迎えに来た桐野の顔を見るや緊張が解け、ぺたん、とその場に座りこんでしまった。

「大丈夫か」
「あ、あは、あはは、ち、力が抜け、ぬけ、て………ぅ…ー〜……」
「……まだ泣くか……」

ぱたぱたとシャツに染みが出来るのを見て、桐野が心底困ったように笑った。

「だって、だって、」
両手を伸ばせば抱き上げられ、しがみつくような格好で桐野の腰に足を巻きつける。その首元に顔を埋めた。

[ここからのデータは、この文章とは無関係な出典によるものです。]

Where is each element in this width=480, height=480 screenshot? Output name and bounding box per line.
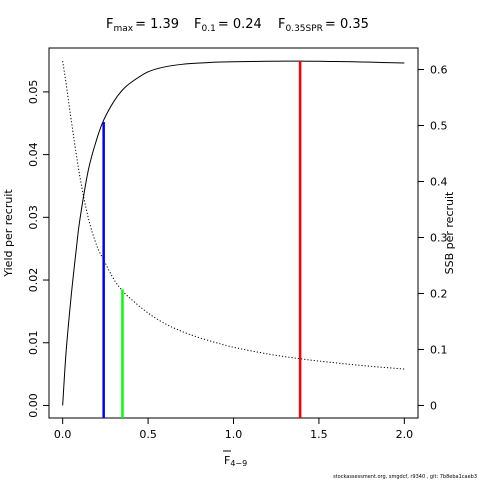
y-left-tick-label-0: 0.00 bbox=[27, 393, 40, 418]
y-left-tick-label-3: 0.03 bbox=[27, 205, 40, 230]
x-tick-label-1: 0.5 bbox=[139, 428, 157, 441]
y-right-tick-label-2: 0.2 bbox=[430, 287, 448, 300]
x-tick-label-0: 0.0 bbox=[54, 428, 72, 441]
footer-text: stockassessment.org, smgdcf, r9340 , git… bbox=[333, 474, 477, 480]
x-tick-label-3: 1.5 bbox=[310, 428, 328, 441]
series-layer bbox=[62, 60, 405, 406]
ssb-per-recruit-line bbox=[62, 61, 405, 370]
x-tick-label-4: 2.0 bbox=[396, 428, 414, 441]
y-right-tick-label-0: 0 bbox=[430, 399, 437, 412]
yield-per-recruit-line bbox=[62, 60, 405, 406]
x-axis-title: F4−9 bbox=[224, 454, 247, 468]
y-left-tick-label-2: 0.02 bbox=[27, 268, 40, 293]
x-tick-label-2: 1.0 bbox=[225, 428, 243, 441]
y-axis-right: 0 0.1 0.2 0.3 0.4 0.5 0.6 bbox=[418, 64, 448, 412]
y-right-tick-label-6: 0.6 bbox=[430, 64, 448, 77]
chart-title: Fmax = 1.39 F0.1 = 0.24 F0.35SPR = 0.35 bbox=[106, 17, 369, 34]
y-right-tick-label-1: 0.1 bbox=[430, 343, 448, 356]
x-axis: 0.0 0.5 1.0 1.5 2.0 bbox=[54, 418, 413, 441]
y-left-tick-label-4: 0.04 bbox=[27, 142, 40, 167]
y-left-tick-label-5: 0.05 bbox=[27, 80, 40, 105]
y-axis-left: 0.00 0.01 0.02 0.03 0.04 0.05 bbox=[27, 80, 49, 418]
y-axis-right-title: SSB per recruit bbox=[443, 191, 456, 274]
reference-lines bbox=[102, 61, 302, 418]
y-right-tick-label-5: 0.5 bbox=[430, 119, 448, 132]
y-right-tick-label-3: 0.3 bbox=[430, 231, 448, 244]
y-left-tick-label-1: 0.01 bbox=[27, 330, 40, 355]
y-axis-left-title: Yield per recruit bbox=[2, 189, 15, 278]
y-right-tick-label-4: 0.4 bbox=[430, 175, 448, 188]
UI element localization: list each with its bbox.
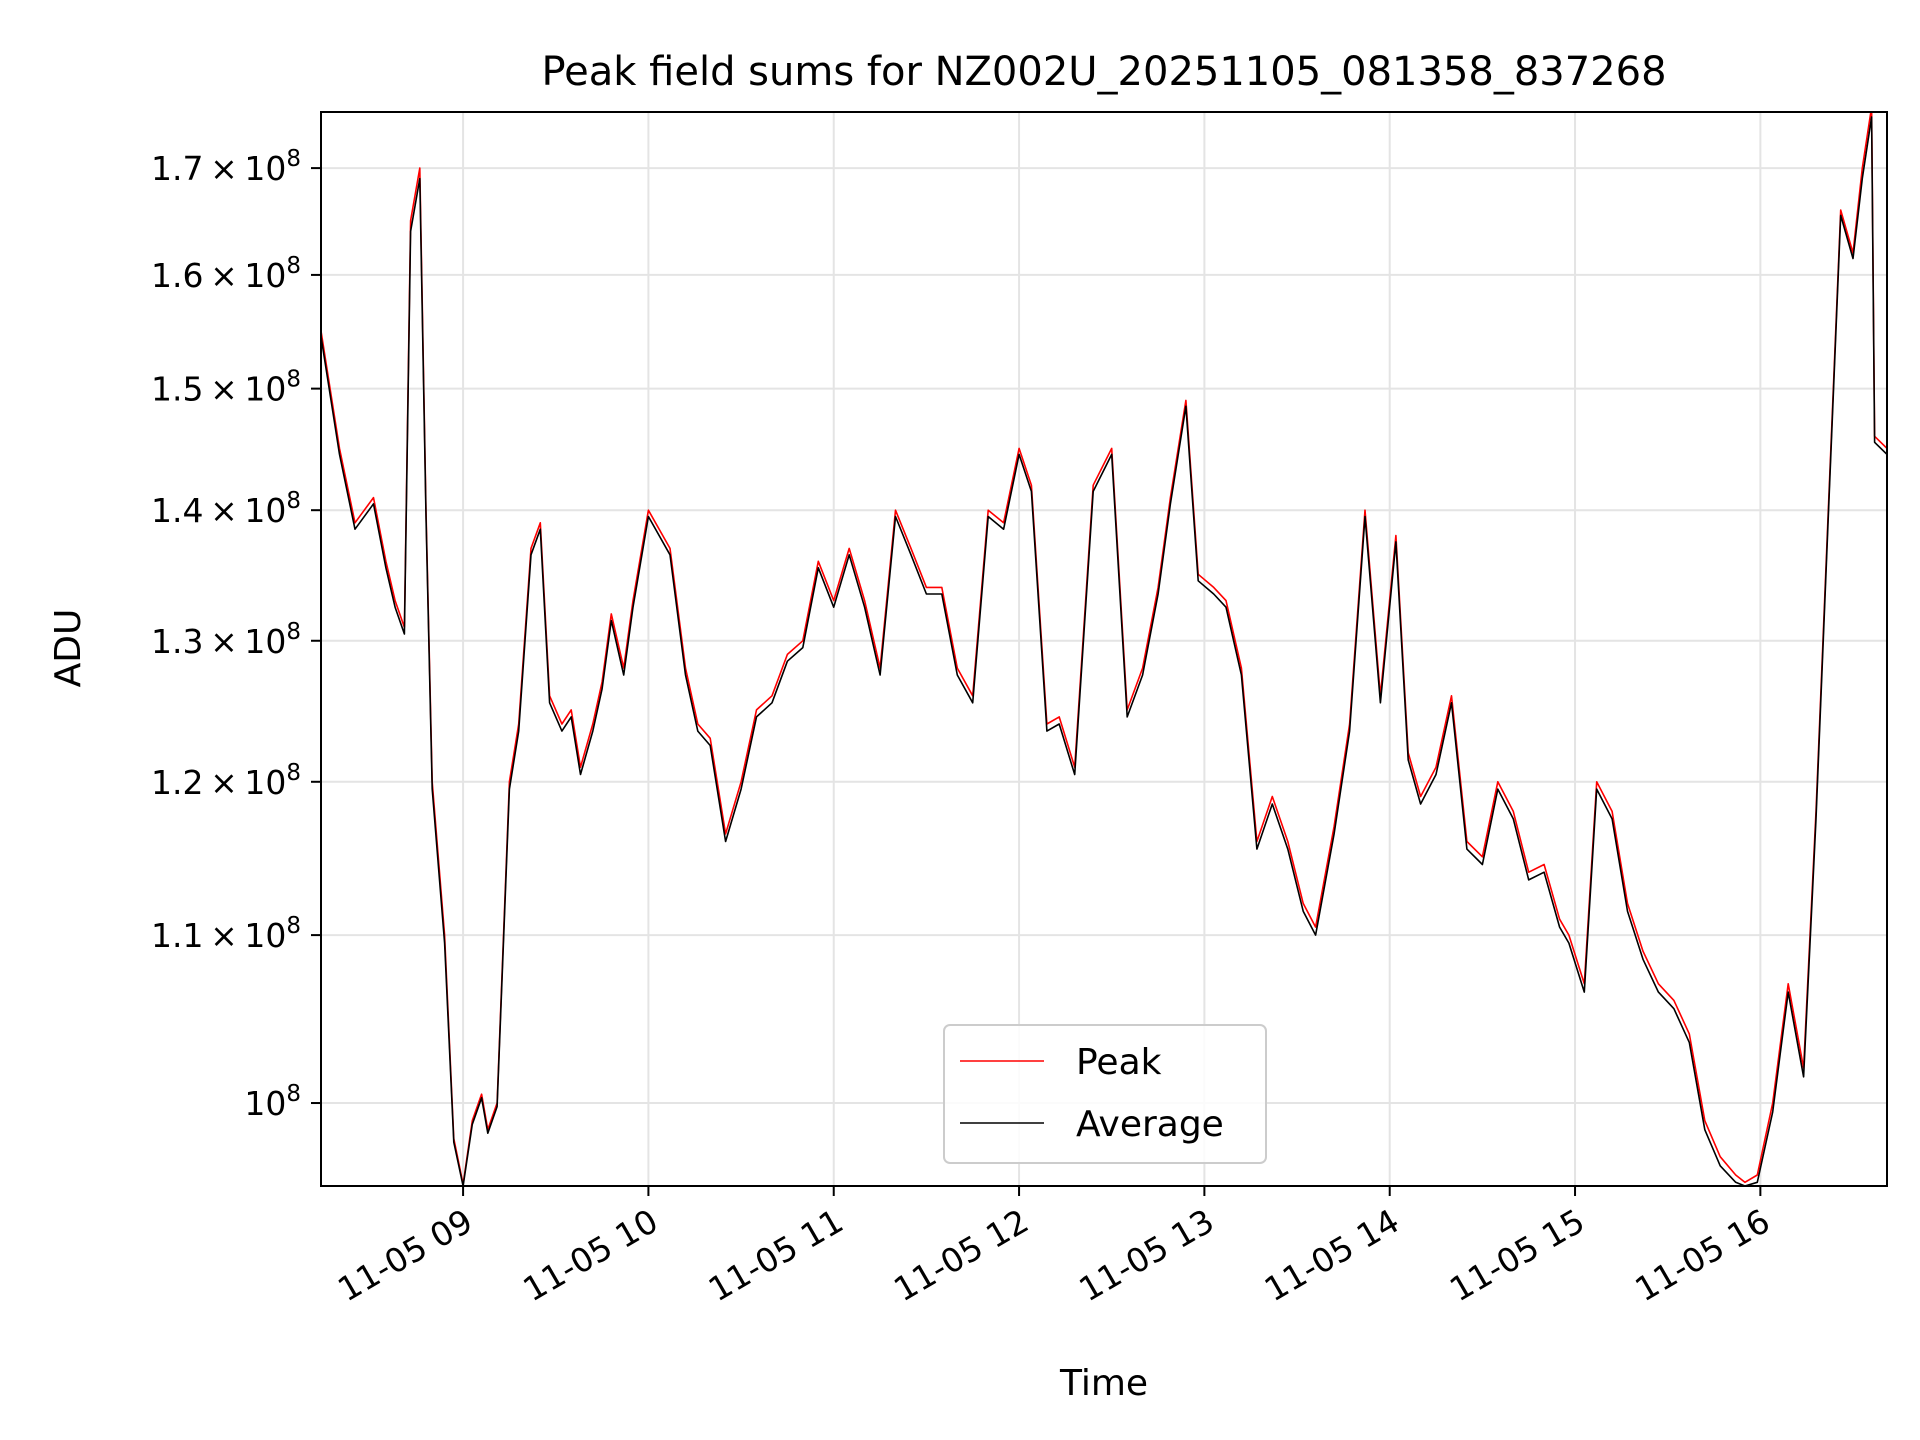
y-tick-label: 1.3 × 108 (151, 619, 301, 661)
y-tick-label: 1.2 × 108 (151, 760, 301, 802)
x-axis-label: Time (1059, 1363, 1148, 1404)
plot-frame (320, 111, 1888, 1187)
y-tick-label: 108 (244, 1081, 301, 1123)
legend: Peak Average (943, 1024, 1267, 1164)
chart-title: Peak field sums for NZ002U_20251105_0813… (541, 49, 1666, 95)
y-tick-label: 1.7 × 108 (151, 146, 301, 188)
legend-average-label: Average (1076, 1104, 1224, 1145)
legend-box (943, 1024, 1267, 1164)
y-tick-label: 1.6 × 108 (151, 253, 301, 295)
y-axis-label: ADU (48, 609, 89, 688)
legend-peak-label: Peak (1076, 1042, 1162, 1083)
y-tick-label: 1.1 × 108 (151, 913, 301, 955)
y-ticks: 108 1.1 × 108 1.2 × 108 1.3 × 108 1.4 × 108 1… (151, 146, 321, 1123)
average-series-line (321, 116, 1887, 1186)
grid (321, 112, 1887, 1186)
y-tick-label: 1.5 × 108 (151, 367, 301, 409)
y-tick-label: 1.4 × 108 (151, 488, 301, 530)
series-layer (321, 112, 1887, 1186)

「私、一緒にいていいって、村田さん言ってくれた、きぃさんと一緒にいていいって」
「ああ」
「きぃさんのこと、ずっと大事に出来るんだったら、一緒にいていいって」
「そうか…」
「ずっと大事にするよ?今日神様にも同じ約束したもの。だから、ずっと一緒にいて」
「……分かったで泣くな」
「いや、ちゃんと言って」

こんな風に口答えをする事は初めてで、桐野は少し驚いた風に間を置いたが、

「ああ、俺も汝を大事にする。この先も汝と共にいよう。…いてくれっか」

両手で桐野の顔を包むと、さつきは噛みつくようにしてその唇を吸った。空気が震え小さく桐野が笑ったのが分かる。
そのまま額、鼻先、頬へと唇を当てた。
さつきの背が長屋門の壁に押し付けられて固定される。じ、と目を見つめてきた桐野がくすくすと笑った。

「泣くか笑うかどっちかにせんか」
「ムリ……ん、…」

相手の唇の端を軽く舐めてそのまま唇を重ねようとした時、

「お取り込み中まっこてすんもはんが後ば通ってもよかですか」
「…………」
「…………」
「…………」
「……………おかえりなさい……」

困惑を通り越し、苦笑いしかしようのないといった風情の辺見と別府が所在なく佇んでいた。